Friday, June 28, 2013

Writing what you don't know...

Talking about writing out of your comfort zone... An article in The Guardian talks about a U.S. writer, Kristine Kathryn Rusch, who self published her series of books about a black male detective. According to Rusch, publishers wanted her books UNTIL they found out they were written by a white woman.

Here's an excerpt from the article, quoting Rusch:

"Initially, when the publishers read the book, they thought I was a black man who had participated in the Civil Rights movement and walked with Dr King. So they set up a marketing plan based (from what I can guess) on putting this imaginary Civil Rights pioneer on Oprah and talking with her about the new mystery novel. [...] When the publishers realised that I was not black, too young to be in the Civil Rights movement, and had no 'marketability' or 'platform', they withdrew the offers. The book was worth nothing to them if I couldn't tour 'with legitimacy'."

I don't know the whole story, so I don't want to say who's right or wrong here. But, personally, I don't see anything wrong with someone of one race/gender writing from the point of view of a different race/gender -- as long as the writer puts forth the best effort and does appropriate research. I've written from the p.o.v. of an elderly Chinese man before...then again, my father-in-law is Chinese! I know it won't be perfect, but then again, that's why it's fiction!

Friday, June 21, 2013

Writing waaaaay out of your comfort zone!

Just read an excellent blog post by author Hugh Ashton about writing outside of your comfort zone. Ashton was born in the UK and later moved to Japan, where he now lives. He talks in his post about not being sure of where to set his novels -- as an expat, he's no longer familiar with contemporary British life, and he worries that setting all his books in Japan will have limited appeal to international audiences.  His solution? He writes about the past, namely London in the late 19th century, when Sherlock Holmes was "alive."

To me, Ashton replaces one uncertainty with another -- I'm not comfortable writing about the past because it requires so much fact checking! But this obviously works for him. My current dilemma has to do with a murder mystery novel I'm working on. The main character is paraplegic, and I'm struggling with making her believable. I have no experience (thankfully) of spinal cord injuries, and while I know writing is about using your imagination, it's also about putting yourself in the character's shoes. I have been watching videos and reading blogs written by people with disabilities, but that has only made me more aware of how little I know! Nevertheless, I will keep plugging away. I like my main character, and I want her to get out there in the public!

I think it's extremely important for writers to move outside their comfort zones, not just to improve writing skills but to also help broaden their horizons, and their readers' horizons. Hopefully, by writing about what we DON'T know, we can bring a new perspective to the table, a new way of thinking about things.

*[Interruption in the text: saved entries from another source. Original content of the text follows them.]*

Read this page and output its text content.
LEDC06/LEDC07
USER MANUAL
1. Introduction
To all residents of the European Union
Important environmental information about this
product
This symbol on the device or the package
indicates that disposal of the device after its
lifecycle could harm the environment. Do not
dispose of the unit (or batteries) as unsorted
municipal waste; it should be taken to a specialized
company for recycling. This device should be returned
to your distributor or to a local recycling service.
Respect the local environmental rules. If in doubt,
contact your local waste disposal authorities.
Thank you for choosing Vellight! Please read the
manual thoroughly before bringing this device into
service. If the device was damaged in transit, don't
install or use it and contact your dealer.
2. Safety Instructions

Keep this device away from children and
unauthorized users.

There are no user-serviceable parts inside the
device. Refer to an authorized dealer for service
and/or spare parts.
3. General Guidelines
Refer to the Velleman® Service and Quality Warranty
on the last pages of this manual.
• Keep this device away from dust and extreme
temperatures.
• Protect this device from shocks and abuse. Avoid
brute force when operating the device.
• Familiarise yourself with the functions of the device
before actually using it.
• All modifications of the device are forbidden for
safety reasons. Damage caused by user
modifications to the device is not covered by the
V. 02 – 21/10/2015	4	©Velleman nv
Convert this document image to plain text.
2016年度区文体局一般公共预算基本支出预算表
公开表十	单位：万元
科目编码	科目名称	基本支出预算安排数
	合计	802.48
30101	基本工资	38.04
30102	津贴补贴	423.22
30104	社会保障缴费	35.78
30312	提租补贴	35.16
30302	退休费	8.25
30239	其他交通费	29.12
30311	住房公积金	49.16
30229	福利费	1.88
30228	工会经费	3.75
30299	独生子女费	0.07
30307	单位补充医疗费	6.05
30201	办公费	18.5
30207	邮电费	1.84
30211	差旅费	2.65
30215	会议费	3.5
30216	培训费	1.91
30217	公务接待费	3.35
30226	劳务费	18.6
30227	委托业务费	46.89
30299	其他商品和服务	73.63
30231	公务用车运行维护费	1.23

What do you think? Is it better to write what you know and not risk offending anyone with a lack of knowledge?

P.S. For more information about what it's like living with SCI (Spinal Cord Injuries), read the excellent blog

Wednesday, June 12, 2013

Smut By the Sea!

Don't you just love the name of this literary festival in Scarborough, England, for erotic literature! Smut By the Sea has nothing to do with Southern lit, unless you count England as being in the Southern section of the British Isles, but I couldn't pass up such a great name!

And what about a similar festival here in the South? Yes, we're in the middle of the Bible Belt (at least, I am in North Carolina), but surely we have erotic fiction writers here, too, under assumed names. How about "Erotic by the Ocean" or similar? Any ideas??

Friday, June 7, 2013

Southern summer reads!

Hi, everyone! I've been collecting emails about new Southern novels being published, and now I have a few to share. I haven't read any of these yet, but they all look interesting!

Reader and blogger Pamela Trawick offers up an excellent review of Into The Free by Julie Cantrell:
"Into the Free conveys Depression-era Mississippi innocence along with the harshness of survival in a time of unemployment and poverty. Life is hard, Millie’s family life is harder, and still she marches on. While not duplicating Harper Lee’s Scout, Millie has enough of a Scout echo to strum heartstrings that adore Alabama’s favorite heroine."
Kansas City writer and blogger Stephen Roth reviews Camp Redemption by Raymond L. Atkins:
"It’s about a brother and sister who own a cash-strapped children’s church camp in north Georgia, and one day receive an unexpected visitor. Like a lot of fine Southern writing, this novel has charmingly eccentric characters, a strong appreciation of history, and asks some rather pointed questions about God’s involvement in everyday life. It’s also beautifully written and funny as heck."
And, if you like cozy Southern fiction, here's an overview from The Word Verve, a writing and editing consulting company, of Front Porch Lemonade by JudiLynn Taylor:
"On the front porch of one Victorian home in the small Southern town of Eubanks, six women gather to indulge themselves in some cutting up, cutting loose, and an unparalleled stream of blowing off steam. While these friends cannot stop the events that at times attempt to knock them off their charted courses, they do find a way to embrace the changes in their lives—through each other’s support, laughter, and a healthy dose of Miss Abby’s lemonade. Hold the vodka?"